I found this to be a great additional feature since you can use it to keep your small items close without having to rummage through your sack. It also comes with a small buckle to tighten and secure the bag’s opening. While we haven’t tried this brand personally, it looks to be a good option for a compression sack that easily pulls tight to compress items.
Weight: 4 ounces
Fabric: water-resistant nylon
Dimensions: 7.1 x 16.5
Grand Trunk used to make a compression sack which also works as a packing cube. It included sturdy zippers and compression straps, as well as the dual compartments. The Kelty Compression Stuff Sack is another option that went out of stock and was one of the cheapest options available on Amazon.
Unfortunately, both compression sacks are no longer available at the time of updating this post.
The good news is that we created a list of alternatives like Eagle Creek’s compression packing cubes down below. So make sure to check it out!
Compression Sack Alternatives
If compression sacks feel like the wrong fit for you, here are some alternatives that you may want to go for when you travel.
Compression Packing Cubes
If you constantly worry about overpacking and disorganized luggage every time you travel, packing cubes would be a total game changer and life saver!
Pack-It Isolate Compression Cube, $40
This compression packing cube comes in a set of small and medium and is perfect when you want to travel light and maximize packing space. What’s great about this is that it comes with self-repairing zippers (because zippers are the first to give up when you overpack stuff!) and transforms into a laundry sac since the ripstop poly fabric material is machine washable and water-resistant.
Gonex Compression Cube, $69
If you bring a lot more stuff than just clothes, the Gonex compression cube set would be a good choice. You can choose between a set of 4 or 6, which is ideal when you’re looking for a budget-friendly packing cube set.
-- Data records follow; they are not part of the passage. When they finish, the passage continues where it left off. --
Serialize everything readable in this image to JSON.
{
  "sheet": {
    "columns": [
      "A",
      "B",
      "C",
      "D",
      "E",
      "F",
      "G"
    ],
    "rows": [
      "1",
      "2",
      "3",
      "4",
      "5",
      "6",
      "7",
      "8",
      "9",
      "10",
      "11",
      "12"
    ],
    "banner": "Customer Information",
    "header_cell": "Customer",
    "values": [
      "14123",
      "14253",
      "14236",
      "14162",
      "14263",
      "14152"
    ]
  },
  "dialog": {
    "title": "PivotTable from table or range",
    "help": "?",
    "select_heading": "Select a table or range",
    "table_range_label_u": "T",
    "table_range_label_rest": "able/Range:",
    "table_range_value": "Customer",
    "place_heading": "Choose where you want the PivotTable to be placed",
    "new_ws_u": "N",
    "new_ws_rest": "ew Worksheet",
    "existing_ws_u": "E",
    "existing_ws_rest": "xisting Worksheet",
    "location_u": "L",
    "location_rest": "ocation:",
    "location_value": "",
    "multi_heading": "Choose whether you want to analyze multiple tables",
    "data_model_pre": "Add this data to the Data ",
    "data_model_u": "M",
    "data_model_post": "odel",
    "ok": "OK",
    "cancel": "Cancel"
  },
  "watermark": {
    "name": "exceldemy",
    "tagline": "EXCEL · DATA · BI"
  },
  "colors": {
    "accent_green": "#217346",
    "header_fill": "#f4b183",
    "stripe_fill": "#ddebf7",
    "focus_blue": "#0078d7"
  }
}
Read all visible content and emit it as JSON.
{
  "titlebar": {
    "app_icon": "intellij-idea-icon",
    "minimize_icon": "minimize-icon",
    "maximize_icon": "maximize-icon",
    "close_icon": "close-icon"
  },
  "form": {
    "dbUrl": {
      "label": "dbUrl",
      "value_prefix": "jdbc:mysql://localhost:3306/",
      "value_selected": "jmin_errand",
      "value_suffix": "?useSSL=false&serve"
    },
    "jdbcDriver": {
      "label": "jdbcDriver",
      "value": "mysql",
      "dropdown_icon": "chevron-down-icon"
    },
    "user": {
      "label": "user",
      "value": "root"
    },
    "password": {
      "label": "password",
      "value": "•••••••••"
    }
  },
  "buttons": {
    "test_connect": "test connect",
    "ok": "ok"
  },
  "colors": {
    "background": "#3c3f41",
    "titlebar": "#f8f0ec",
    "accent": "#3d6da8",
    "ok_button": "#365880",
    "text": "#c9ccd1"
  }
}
When it comes to durability, the Gonex packing cube may not be the best out there, but it gets the job done – as long as you are careful.
Classic Medium Compression Cube, $20
This classic medium compression cube from eBags is a good option for travelers who need to pack clothes for an extended trip without compromising on space. If you’re eyeing a winter travel trip, the classic medium compression packing cube can easily fit a sweater fleece, a jacket, a down vest, jeans, snow pants, wool cap, infinity scarf, gloves, and long-sleeve t-shirts. That’s a steal for its price and you’d have more space to spare – even with just a backpack!
Travel Vacuum Bags
We tend to avoid vacuum bags at HPL because they have been known to tear or break more regularly than fabric compression options.
Remember that these items might help you to pack more into a smaller space, but your bag will be heavier because of it.
Chestnut Space Saver Travel Vacuum Bags, $15
You’d think that most vacuum bags would need a pump to help you compress it successfully. Not with the Chestnut space saver. These vacuum bags come with slider clips and all you have to do is pack, zip, and roll the bags to remove the air. It’s up to you if you want to leave your bags rolled or unroll it in your luggage. The only downside to this is that while the slider clips make it easy to seal, it also falls off when you slip it haphazardly.
Cozy Essential Travel Compression Vacuum Bags, $22
Compared to Chestnut, the Cozy Essential vacuum bags are much better when it comes to durability thanks to its double zipper seal and thicker PE/PA (Polyethylene/Polyamide) plastic material. Just like Chestnut, this vacuum bag can be sealed without any pump or vacuum. You can also get various sizes of small, medium, and large vacuum bags in just one pack, which makes this budget-friendly.
VMSTR Vacuum Storage Bags with USB Electric Pump, $32
If you’re someone who likes ultimate convenience and comfort, the VMSTR vacuum travel bags would be perfect. It comes with a USB powered electric pump to help you compress the vacuum bags that come with it.
Quick tip: manually squeeze the air out first from your vacuum bags before you connect the electric pump. This will help you speed things up when packing your stuff. For added convenience, the electric pump has a little rubber adapter that you can attach to a bag while you pack another.
How to Choose the Right Compression Sack
Compression sacks come in a variety of sizes – small, medium, large, extra large, and 2XL.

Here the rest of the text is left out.